Au coin de la rue on entre au Cobra : ambiance cosy, patron bourru et la meilleure carte des whiskies de la ville. On s’installe sur les poufs de la mezzanine, au milieu des loupiotes. « Y a un concert à Recyclart ce soir ? » « On pourrait l’emmener au Bar du Matin » « Ah non pitié » « Au Chaff alors, ça c’est chouette» « Tiens t’avais vu Rodolphe Coster au Bota ? » « Et la Bulex ? » « Ca s’appelle pas les Anti-Tapas maintenant ? » « Allez dis » « Y a quoi au Bed and Breakfast » « Et pourquoi pas Madame Moustache » « Sérieux vous voulez danser ? » Trois whiskies plus tard, on est vautrés au bar d’à côté : l’Archiduc, lieu mythique des fins de nuits décadentes. Sexy, un énorme bouquet de lys trône toujours sur le piano à queue comme Arno au bar. On sait quand on n’y rentre mais pas quand on n’en sort, ni surtout dans quel état. Ce n’est plus ce que c’était… mais enfin, c’est encore.
Non peut-être
« Alors le quartier européen, vous n’y allez jamais ? » Léo commence à s’intéresser au fonctionnement de cette ville brisée en une multitude de petites facettes. « Non, c’est vraiment une ville à part ». Bruxelles possède cent visages, à la fois contre-exemple architectural et plus grand théâtre du monde. Les gens l’adorent et la détestent, c’est sale mais ça vous attrape ou vous partez en n’ayant rien compris. On lui raconte les Marolles. « On va au marché aux puces demain matin, place du Jeu de Balle. Tu verras… » « Ca c’est brusseleer ! » me coupe Karin. « Ca c’est surtout bientôt fini » dit Tarik engloutissant sa bière. Il travaille sur la gentrification du quartier, et rien n’enlève la tristesse de ce qu’il voit s’éteindre. « T’as aphoné t’en reveux un ? » « Non peut-être ! » Léo me regarde avec des grands yeux, et siffle son verre. Dans les brumes de la bière, il commence à discerner des choses. « C’est génial », souffle t-il. « Vous voulez quoi ? » « Ben une bière » « Oh la douffe… », gémit Karin en se tenant déjà la tête. « Noooon pas celui-là ! » « Mais pourquoi il était vide » « Oui, mais il était bleu» « Hein ? » « On a demandé un taxi vert ». Léo renonce à assimiler cette nouvelle information. « On est rue du Lombardstraat ? » il demande. Karin s’étouffe de rire.
Fricandelle spéciale
Il est très tard et on est très saouls : voilà l’heure de la frite. S’ensuit, comme une douce routine dans l’odeur de graisse (cheval et bœuf, deux cuissons, et pas plaisanter avec certaines choses) l’éternel débat sur les meilleures de la ville. « Celle de la Barrière elles sont un peu trop grasses tu vois » « En même temps, c’est des frites», se risque Léo. « Tt, tt, tt. » dit Tarik en lui tendant sa première fricandelle spéciale : une expérience intense.
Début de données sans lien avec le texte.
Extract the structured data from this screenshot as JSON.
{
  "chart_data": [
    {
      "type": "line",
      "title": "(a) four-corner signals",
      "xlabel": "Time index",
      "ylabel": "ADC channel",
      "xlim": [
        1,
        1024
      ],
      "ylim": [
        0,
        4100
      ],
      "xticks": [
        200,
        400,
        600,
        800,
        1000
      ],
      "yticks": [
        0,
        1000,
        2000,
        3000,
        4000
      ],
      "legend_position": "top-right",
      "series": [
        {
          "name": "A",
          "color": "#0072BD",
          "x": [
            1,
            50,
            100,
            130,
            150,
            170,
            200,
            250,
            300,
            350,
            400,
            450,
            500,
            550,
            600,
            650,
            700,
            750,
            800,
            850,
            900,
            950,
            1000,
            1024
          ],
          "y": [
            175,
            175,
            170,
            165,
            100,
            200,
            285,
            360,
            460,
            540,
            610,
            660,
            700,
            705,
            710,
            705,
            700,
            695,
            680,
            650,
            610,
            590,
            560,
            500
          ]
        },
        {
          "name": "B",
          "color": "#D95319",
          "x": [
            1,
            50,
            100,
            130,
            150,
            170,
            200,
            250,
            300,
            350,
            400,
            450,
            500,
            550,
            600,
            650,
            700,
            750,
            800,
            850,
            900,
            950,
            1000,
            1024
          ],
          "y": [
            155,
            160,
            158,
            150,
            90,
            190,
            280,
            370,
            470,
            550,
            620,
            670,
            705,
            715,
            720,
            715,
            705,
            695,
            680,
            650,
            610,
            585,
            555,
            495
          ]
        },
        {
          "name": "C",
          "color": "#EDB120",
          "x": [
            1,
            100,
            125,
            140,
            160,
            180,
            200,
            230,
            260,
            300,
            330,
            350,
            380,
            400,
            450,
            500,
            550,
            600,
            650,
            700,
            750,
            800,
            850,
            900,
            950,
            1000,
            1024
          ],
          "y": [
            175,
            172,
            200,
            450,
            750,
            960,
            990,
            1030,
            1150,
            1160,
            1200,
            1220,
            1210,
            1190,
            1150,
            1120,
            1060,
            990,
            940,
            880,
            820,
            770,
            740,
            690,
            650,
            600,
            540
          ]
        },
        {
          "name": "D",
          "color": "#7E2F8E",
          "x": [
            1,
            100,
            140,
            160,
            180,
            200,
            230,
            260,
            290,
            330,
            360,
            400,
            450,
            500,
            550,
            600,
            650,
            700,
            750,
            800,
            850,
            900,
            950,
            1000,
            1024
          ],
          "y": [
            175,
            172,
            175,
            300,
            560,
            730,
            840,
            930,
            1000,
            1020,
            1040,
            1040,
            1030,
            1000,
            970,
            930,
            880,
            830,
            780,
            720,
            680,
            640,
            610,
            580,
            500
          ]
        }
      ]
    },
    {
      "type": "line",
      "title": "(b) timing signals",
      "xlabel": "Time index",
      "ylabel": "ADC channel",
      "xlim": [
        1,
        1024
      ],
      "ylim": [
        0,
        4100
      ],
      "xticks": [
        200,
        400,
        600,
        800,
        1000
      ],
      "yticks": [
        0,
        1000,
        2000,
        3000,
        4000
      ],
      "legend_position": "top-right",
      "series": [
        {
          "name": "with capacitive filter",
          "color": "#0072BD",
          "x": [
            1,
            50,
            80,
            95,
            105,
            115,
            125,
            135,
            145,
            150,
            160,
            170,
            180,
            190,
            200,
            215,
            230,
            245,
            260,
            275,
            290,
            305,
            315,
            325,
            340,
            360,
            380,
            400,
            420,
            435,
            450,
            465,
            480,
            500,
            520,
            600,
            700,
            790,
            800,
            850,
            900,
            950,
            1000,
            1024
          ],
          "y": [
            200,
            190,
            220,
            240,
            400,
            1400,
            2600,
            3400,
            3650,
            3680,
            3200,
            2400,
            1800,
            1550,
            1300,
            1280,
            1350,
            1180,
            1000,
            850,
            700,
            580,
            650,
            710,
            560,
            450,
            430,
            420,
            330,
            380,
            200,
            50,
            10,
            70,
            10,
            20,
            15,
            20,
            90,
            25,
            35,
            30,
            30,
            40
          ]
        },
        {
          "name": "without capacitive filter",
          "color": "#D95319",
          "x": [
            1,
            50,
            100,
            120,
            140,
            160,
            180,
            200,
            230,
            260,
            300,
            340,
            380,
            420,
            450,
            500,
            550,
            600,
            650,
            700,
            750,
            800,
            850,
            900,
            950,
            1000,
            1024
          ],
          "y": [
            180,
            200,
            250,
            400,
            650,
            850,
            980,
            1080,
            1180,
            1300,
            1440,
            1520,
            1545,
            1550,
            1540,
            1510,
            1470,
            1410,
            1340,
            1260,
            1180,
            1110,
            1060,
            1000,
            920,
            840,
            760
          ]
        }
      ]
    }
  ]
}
Je me réveille avec un ciel de lit aussi plombé que mon moral. Alors que je m’apprête à haïr copieusement cette ville maussade, une nuée de volatiles évadés du parc de Forest vient faire un vacarme infernal à ma fenêtre. Un café fumant à la main, j’observe leur manège, perruches vertes suspendues à l’envers. Elles sont de la même couleur que les dorures ouvragées de la façade. Je leur souris.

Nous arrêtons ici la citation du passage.